The premises of the Lagos State University (LASU) has been crowded by graduates jostling to collect their certificates in preparation for their compulsory National Youths Service Corps (NYSC).
The LASU management had compelled the graduates to pay some amounts of money for their certificates to be delivered at their various homes, to avoid a breach of Covid-19 protocol.
In the wake of Covid-19 outbreak which has now claimed hundreds of lives in Nigeria, the university management had postponed the annual convocation ceremony for the 2020 graduands. The convocation, originally scheduled for between March 20 and 27, was postponed and later held in December 2020.
Ordinarily, certificates are given to graduates at the convocation ceremony but the university management decided not to issue them over fear of Covid-19 spread.
According to a memo signed by Ademola Adekoya, the Coordinator of the Centre for Information Press and Public Relations in LASU, to guide 2019/2020 graduates on steps to collect their certificates, there must be “evidence of online payment for Courier Service delivery, depending on the destination”.
The cost of the courier service, which is charged based on candidates’ location, varies from N916 for Lagos, N4,280 for Abia, 5,504 for Kebbi and so on.
A total of 6,197 students graduated from the school, meaning that when multiplied with the courier costs fixed by LASU, the illegal income would have been somewhere between N10million and N30million, depending on the number of out-of-Lagos graduands. FIJ also obsereved that the total amounts paid by the students were higher than officially stated. For instance, receipts showed that a Lagos graduand paid a total of N1,422.50 instead of the officially stipulated N916.00.
The graduates were required to “write a letter to the Registrar, LASU, requesting for collection of certificate via courier, and they were to include the physical address to which the certificate would be delivered as well as a functional phone number and WhatsApp number. They were also to produce a “sworn affidavit that you are the true owner of the certificate and responsible for anything that may go wrong after collection”.
However, after hundreds of the graduands had paid according to their states, the school failed to deliver the certificates to them at their places of residence, as agreed by the two parties.
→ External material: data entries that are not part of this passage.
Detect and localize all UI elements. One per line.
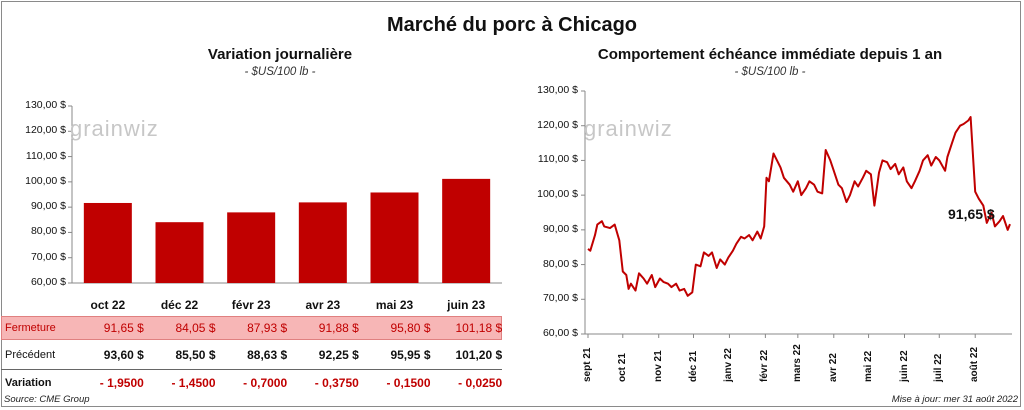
bar-category-label: juin 23 (447, 298, 486, 312)
table-cell: 95,95 $ (390, 348, 431, 362)
table-row-label: Précédent (5, 349, 56, 361)
table-cell: - 1,9500 (99, 376, 144, 390)
watermark-right: grainwiz (584, 116, 673, 141)
bar (370, 192, 419, 283)
line-x-tick: juil 22 (933, 353, 945, 382)
line-x-tick: juin 22 (898, 350, 910, 382)
table-cell: - 0,7000 (243, 376, 288, 390)
bar-y-tick: 110,00 $ (25, 149, 66, 162)
table-cell: 92,25 $ (318, 348, 359, 362)
table-row-label: Fermeture (5, 322, 56, 334)
update-note: Mise à jour: mer 31 août 2022 (891, 394, 1018, 405)
line-x-tick: août 22 (969, 346, 981, 382)
bar-category-label: oct 22 (90, 298, 126, 312)
table-cell: 101,18 $ (455, 321, 503, 335)
bar-y-tick: 70,00 $ (30, 250, 66, 263)
price-series-line (587, 116, 1011, 297)
bar (227, 212, 276, 283)
line-x-tick: nov 21 (652, 350, 664, 382)
table-cell: 84,05 $ (175, 321, 216, 335)
bar-category-label: févr 23 (231, 298, 271, 312)
line-y-tick: 70,00 $ (542, 292, 578, 305)
bar (298, 202, 347, 283)
table-cell: 85,50 $ (175, 348, 216, 362)
table-cell: 88,63 $ (247, 348, 288, 362)
line-y-tick: 90,00 $ (542, 222, 578, 235)
bar-y-tick: 130,00 $ (25, 99, 66, 111)
line-x-tick: avr 22 (827, 353, 839, 382)
bar (83, 202, 132, 283)
table-cell: 87,93 $ (247, 321, 288, 335)
right-panel-title: Comportement échéance immédiate depuis 1… (597, 46, 943, 63)
bar-y-tick: 60,00 $ (30, 276, 66, 288)
line-x-tick: oct 21 (616, 353, 628, 382)
main-title: Marché du porc à Chicago (386, 14, 638, 36)
table-row-label: Variation (5, 377, 52, 389)
table-cell: 93,60 $ (103, 348, 144, 362)
bar-y-tick: 100,00 $ (25, 174, 66, 187)
bar-y-tick: 80,00 $ (30, 225, 66, 238)
bar-y-tick: 90,00 $ (30, 200, 66, 213)
line-y-tick: 100,00 $ (537, 188, 578, 201)
bar-y-tick: 120,00 $ (25, 124, 66, 137)
line-y-tick: 60,00 $ (542, 327, 578, 339)
table-cell: - 1,4500 (171, 376, 216, 390)
watermark-left: grainwiz (70, 116, 159, 141)
fermeture-row-bg (1, 316, 502, 340)
table-cell: - 0,1500 (386, 376, 431, 390)
line-y-tick: 120,00 $ (537, 118, 578, 131)
table-divider (1, 369, 502, 370)
table-cell: 91,65 $ (103, 321, 144, 335)
line-x-tick: sept 21 (582, 347, 593, 382)
bar-chart (68, 105, 502, 284)
table-cell: - 0,0250 (458, 376, 503, 390)
line-chart (581, 90, 1012, 338)
line-x-tick: mars 22 (791, 344, 803, 382)
line-x-tick: mai 22 (862, 350, 874, 382)
table-cell: - 0,3750 (314, 376, 359, 390)
bar (442, 178, 491, 283)
table-cell: 95,80 $ (390, 321, 431, 335)
bar (155, 222, 204, 283)
table-cell: 101,20 $ (455, 348, 503, 362)
last-price-label: 91,65 $ (948, 206, 995, 222)
left-panel-subtitle: - $US/100 lb - (244, 66, 316, 78)
bar-category-label: avr 23 (305, 298, 341, 312)
line-x-tick: déc 21 (687, 350, 699, 382)
bar-category-label: mai 23 (375, 298, 414, 312)
source-note: Source: CME Group (4, 394, 90, 405)
line-y-tick: 130,00 $ (537, 84, 578, 96)
right-panel-subtitle: - $US/100 lb - (734, 66, 806, 78)
line-y-tick: 80,00 $ (542, 257, 578, 270)
table-cell: 91,88 $ (318, 321, 359, 335)
line-y-tick: 110,00 $ (537, 153, 578, 166)
line-x-tick: févr 22 (759, 349, 771, 382)
bar-category-label: déc 22 (160, 298, 199, 312)
left-panel-title: Variation journalière (207, 46, 353, 63)
line-x-tick: janv 22 (723, 348, 735, 382)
After going through the processes of online registration and payment, scores of the graduands still had to come to the school premises to collect the certificates, defeating the purpose of the introduction of the Courier Service delivery.
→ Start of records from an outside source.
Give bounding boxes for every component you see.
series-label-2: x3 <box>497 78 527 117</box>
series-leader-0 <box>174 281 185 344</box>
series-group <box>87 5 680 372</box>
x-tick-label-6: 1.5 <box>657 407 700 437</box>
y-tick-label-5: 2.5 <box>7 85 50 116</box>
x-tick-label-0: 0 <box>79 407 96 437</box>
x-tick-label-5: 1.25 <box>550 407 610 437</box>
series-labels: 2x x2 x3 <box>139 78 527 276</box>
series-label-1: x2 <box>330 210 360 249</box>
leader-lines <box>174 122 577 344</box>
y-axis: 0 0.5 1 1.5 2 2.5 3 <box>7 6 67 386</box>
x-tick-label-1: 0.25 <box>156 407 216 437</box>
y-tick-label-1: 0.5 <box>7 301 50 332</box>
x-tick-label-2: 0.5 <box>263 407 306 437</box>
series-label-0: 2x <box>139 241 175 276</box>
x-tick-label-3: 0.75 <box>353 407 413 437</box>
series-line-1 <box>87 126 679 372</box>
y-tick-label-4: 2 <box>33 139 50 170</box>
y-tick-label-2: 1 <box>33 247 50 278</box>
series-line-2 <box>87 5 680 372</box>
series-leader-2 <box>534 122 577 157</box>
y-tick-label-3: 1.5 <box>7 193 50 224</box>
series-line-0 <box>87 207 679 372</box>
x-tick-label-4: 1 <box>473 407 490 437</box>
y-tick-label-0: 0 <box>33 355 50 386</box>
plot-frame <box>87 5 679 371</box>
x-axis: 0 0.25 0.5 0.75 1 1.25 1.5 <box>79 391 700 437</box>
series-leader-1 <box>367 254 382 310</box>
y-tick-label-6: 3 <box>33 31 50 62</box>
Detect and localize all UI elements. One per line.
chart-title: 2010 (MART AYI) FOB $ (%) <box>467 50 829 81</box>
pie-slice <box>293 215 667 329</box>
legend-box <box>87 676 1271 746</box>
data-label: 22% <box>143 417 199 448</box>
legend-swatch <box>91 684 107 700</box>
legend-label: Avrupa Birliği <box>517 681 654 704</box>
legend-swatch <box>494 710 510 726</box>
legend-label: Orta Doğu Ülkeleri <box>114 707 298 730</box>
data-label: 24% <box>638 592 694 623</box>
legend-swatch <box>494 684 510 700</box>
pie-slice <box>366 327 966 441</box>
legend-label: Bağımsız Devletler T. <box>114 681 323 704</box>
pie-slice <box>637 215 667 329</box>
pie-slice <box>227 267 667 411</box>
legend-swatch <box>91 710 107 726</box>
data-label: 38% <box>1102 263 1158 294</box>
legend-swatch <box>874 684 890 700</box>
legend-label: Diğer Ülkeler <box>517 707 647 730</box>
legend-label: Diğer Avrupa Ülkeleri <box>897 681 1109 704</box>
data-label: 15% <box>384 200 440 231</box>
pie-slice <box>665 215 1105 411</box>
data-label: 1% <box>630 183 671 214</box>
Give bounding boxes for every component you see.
FIJ obtained photos and videos showing how Covid-19 protocols were breached while the certificates were being shared to the graduates. The Admin Block (Certificate Unit) of the institution was crowded by many graduands who neither wore facemasks nor maintained physical distancing.
“They’re completely not adhering to the Covid-19 protocols,” an eyewitness, who is a student of the school, told FIJ.
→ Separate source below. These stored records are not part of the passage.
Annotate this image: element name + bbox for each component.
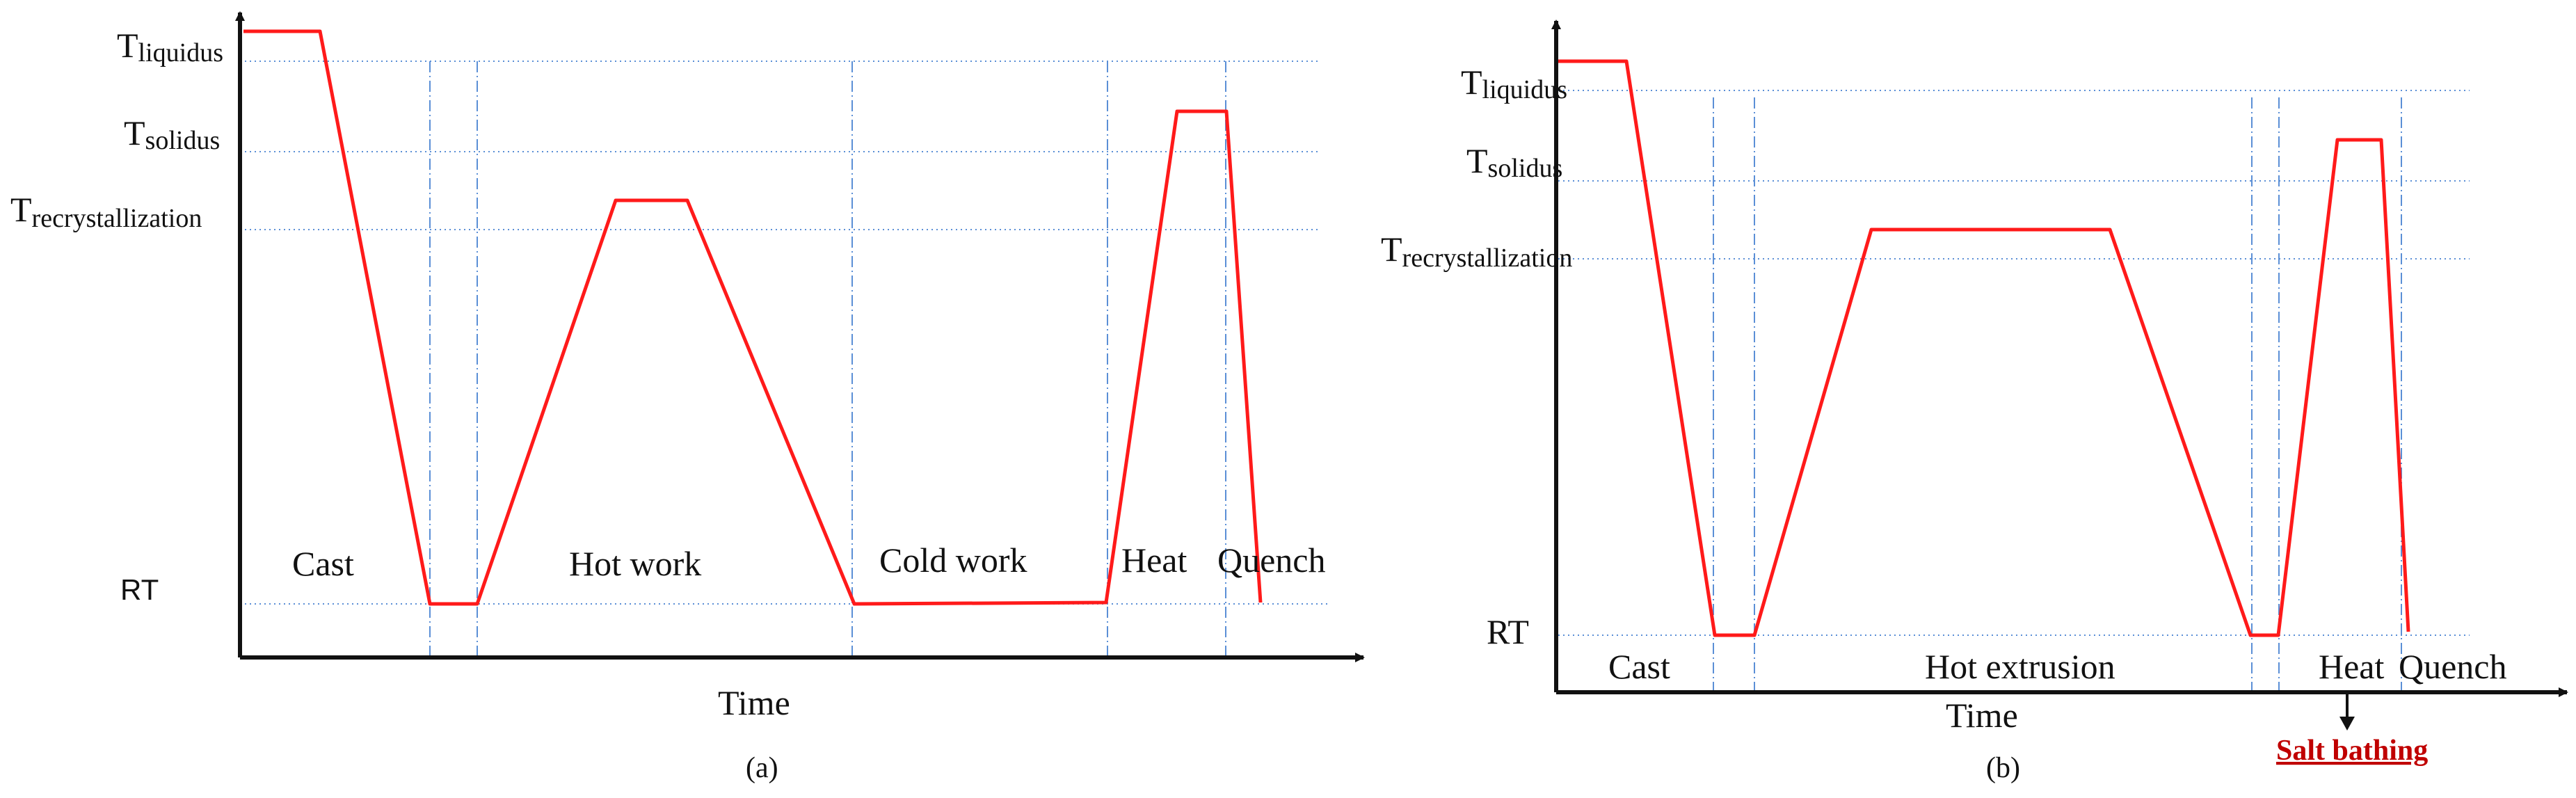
panel-a-room-temp-label: RT bbox=[120, 573, 159, 606]
panel-a-caption: (a) bbox=[746, 752, 778, 784]
panel-a-solidus-label: Tsolidus bbox=[124, 113, 220, 155]
panel-b-phase-label: Quench bbox=[2399, 647, 2507, 686]
panel-a-temperature-curve bbox=[243, 29, 1263, 606]
panel-b: Tliquidus Tsolidus Trecrystallization RT… bbox=[1381, 19, 2568, 784]
panel-b-liquidus-label: Tliquidus bbox=[1461, 63, 1567, 104]
panel-b-temperature-curve bbox=[1558, 59, 2410, 637]
panel-b-phase-label: Hot extrusion bbox=[1925, 647, 2115, 686]
panel-b-phase-label: Cast bbox=[1608, 647, 1670, 686]
down-arrow-icon bbox=[2339, 694, 2355, 731]
panel-a-phase-label: Cold work bbox=[879, 541, 1027, 580]
panel-a: Tliquidus Tsolidus Trecrystallization RT… bbox=[10, 11, 1365, 784]
panel-b-room-temp-label: RT bbox=[1487, 612, 1529, 651]
panel-a-phase-label: Heat bbox=[1121, 541, 1187, 580]
panel-b-x-axis-title: Time bbox=[1946, 696, 2018, 735]
panel-a-phase-label: Cast bbox=[292, 544, 354, 583]
panel-b-salt-bathing-label: Salt bathing bbox=[2276, 735, 2428, 767]
panel-b-caption: (b) bbox=[1986, 752, 2020, 784]
panel-b-phase-label: Heat bbox=[2319, 647, 2384, 686]
panel-b-solidus-label: Tsolidus bbox=[1466, 141, 1562, 183]
panel-a-x-axis-title: Time bbox=[718, 683, 790, 722]
panel-b-recrystallization-label: Trecrystallization bbox=[1381, 230, 1572, 273]
panel-a-recrystallization-label: Trecrystallization bbox=[10, 190, 202, 233]
panel-a-phase-label: Quench bbox=[1217, 541, 1326, 580]
panel-a-liquidus-label: Tliquidus bbox=[117, 26, 223, 67]
panel-a-phase-label: Hot work bbox=[569, 544, 701, 583]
Concerned graduands who spoke with our reporter described the arrangement made by the university management as “exploitative”. They also said the management is not transparent enough in dealing with certificate collection.
“This is clearly a case of extortion,” said one of the graduands, who asked not to be named for fear of his certificate being withdrawn.
“This is really not proper. Why did they ask us to pay in the first place when they knew they couldn’t afford to deliver it to us? And they are still not refunding the money we already paid.”
Another graduand who also begged for anonymity said: “The process was created to deliberately structure a system that will bring bribery and kickbacks to some people. What will happen to those who paid and still had to transport themselves down to school to collect the certificate?”
Meanwhile, Tajudeen Olumokun, LASU’s Dean of Students Affairs, spoke sparingly with our reporter when contacted. He said he was not aware that students who paid for courier service delivery still had to come to the university premises to collect their certificates.
“It’s not true. It’s not correct. What we told them is that because of the Covid-19 protocol they should pay for courier service to deliver it to them,” he said.
But when asked about why graduands who paid for the courier service still had to come to the school to collect their certificates, he said: “I don’t know about that. I’m not aware.”